You have written in your twitter account about noise in XRD and FTIR. The fundamental quantity which is important in any recording of measurements or plots is the Signal/Noise ratio. This should be maximum , meaning noise should be very low as it is in the denominator. This problem in XRD is very much there. Thermogravimetry is another area esp DSC measurements where once has to do measurement in cycles, meaning number of times repeating the measurements . In Diffrential Scanning Calorimetry , the errors are huge. Error analysis has to be reported . Nobody does error analysis now. If you insist on error analysis etc you are dubbed slow and you loose your job. Journals should insist on Signal/ Noise ratio details.
Infact , modelling of climate science plots which were very crowded went through great scrutiny for years for signal/noise ratio. Here is Professor Tim Palmer explaining in one line about Signal/Noise ratio to Sabine Hossenfelder
LINK REMOVED BY MODERATOR
Please ignore the title in utube . It is actually did they underpredict.
Sorry for putting this here, Elisabeth, but I don’t have Twitter. You asked a question about FTIR spectral similarity on the 22nd of November (2.52 pm Tweet), specifically focusing on the far left part of the spectrum. I assume you meant the similarity in the 4000-3700 cm-1 range.
I am a bit surprised that so few who responded knew this, but yes, this similarity is to be expected. The signal in this range is the absorbance of water vapor (you can find a good spectrum of water vapor in the NIST webbook – webbook.nist.gov). The magnitude of these bands can change considerably during the day or between days, as they depend on the humidity during the day and how well the instrument is purged (and with what, ‘dry’ air or nitrogen or the like). I can also see a CO2 absorbance signal – the two little bumbs around 2300 cm-1.

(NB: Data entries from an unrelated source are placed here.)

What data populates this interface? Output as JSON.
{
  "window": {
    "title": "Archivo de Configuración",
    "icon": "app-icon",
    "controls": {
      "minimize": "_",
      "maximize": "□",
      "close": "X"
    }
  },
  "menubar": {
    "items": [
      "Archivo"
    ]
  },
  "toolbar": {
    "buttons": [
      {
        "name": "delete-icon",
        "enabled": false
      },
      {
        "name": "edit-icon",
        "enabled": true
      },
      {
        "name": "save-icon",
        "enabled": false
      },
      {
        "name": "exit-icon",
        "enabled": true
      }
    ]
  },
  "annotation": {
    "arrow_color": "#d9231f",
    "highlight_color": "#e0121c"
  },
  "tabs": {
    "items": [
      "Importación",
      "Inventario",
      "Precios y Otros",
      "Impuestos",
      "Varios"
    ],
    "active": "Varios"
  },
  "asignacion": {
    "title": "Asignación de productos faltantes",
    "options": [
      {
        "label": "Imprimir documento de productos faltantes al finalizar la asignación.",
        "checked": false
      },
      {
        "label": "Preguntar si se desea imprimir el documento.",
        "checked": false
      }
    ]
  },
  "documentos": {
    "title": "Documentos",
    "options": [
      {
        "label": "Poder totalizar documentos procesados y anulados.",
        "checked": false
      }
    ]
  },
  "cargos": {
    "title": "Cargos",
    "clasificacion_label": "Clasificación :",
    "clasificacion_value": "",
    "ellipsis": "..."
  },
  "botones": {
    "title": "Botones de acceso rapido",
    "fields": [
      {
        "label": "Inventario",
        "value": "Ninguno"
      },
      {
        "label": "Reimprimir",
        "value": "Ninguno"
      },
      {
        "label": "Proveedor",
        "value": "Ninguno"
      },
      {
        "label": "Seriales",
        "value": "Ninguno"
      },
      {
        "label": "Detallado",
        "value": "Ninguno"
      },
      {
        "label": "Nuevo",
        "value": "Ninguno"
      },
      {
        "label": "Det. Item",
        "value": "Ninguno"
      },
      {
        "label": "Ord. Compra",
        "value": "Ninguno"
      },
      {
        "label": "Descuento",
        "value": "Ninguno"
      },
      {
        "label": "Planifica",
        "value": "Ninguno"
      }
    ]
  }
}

Thank you, Marco! I also would not have flagged this graph as problematic, but I was getting some questions by other readers, who asked me to post it on Twitter. I very much appreciate your answer, and this helps me to know better during my scan of papers that are a bit outside of my own background. Thanks a lot! Elisabeth.
you are right
I know that you think you are doing a great service to science, but I will tell you that you internet vigilantes are doing quite the opposite and make it very difficult for those who legitimately do this work. When allegations are posted publicly online before the appropriate parties are informed (funding agencies, relevant institutions, etc.) data suddenly goes “missing”, making it often impossible for a legitimate finding of misconduct to be made. You and your type may complain that Universities are not doing their job, but online vigilantyism makes it almost impossible for them to do so. You be serving science much more effectively by going through the appropriate channels instead of trying to make a name for yourself.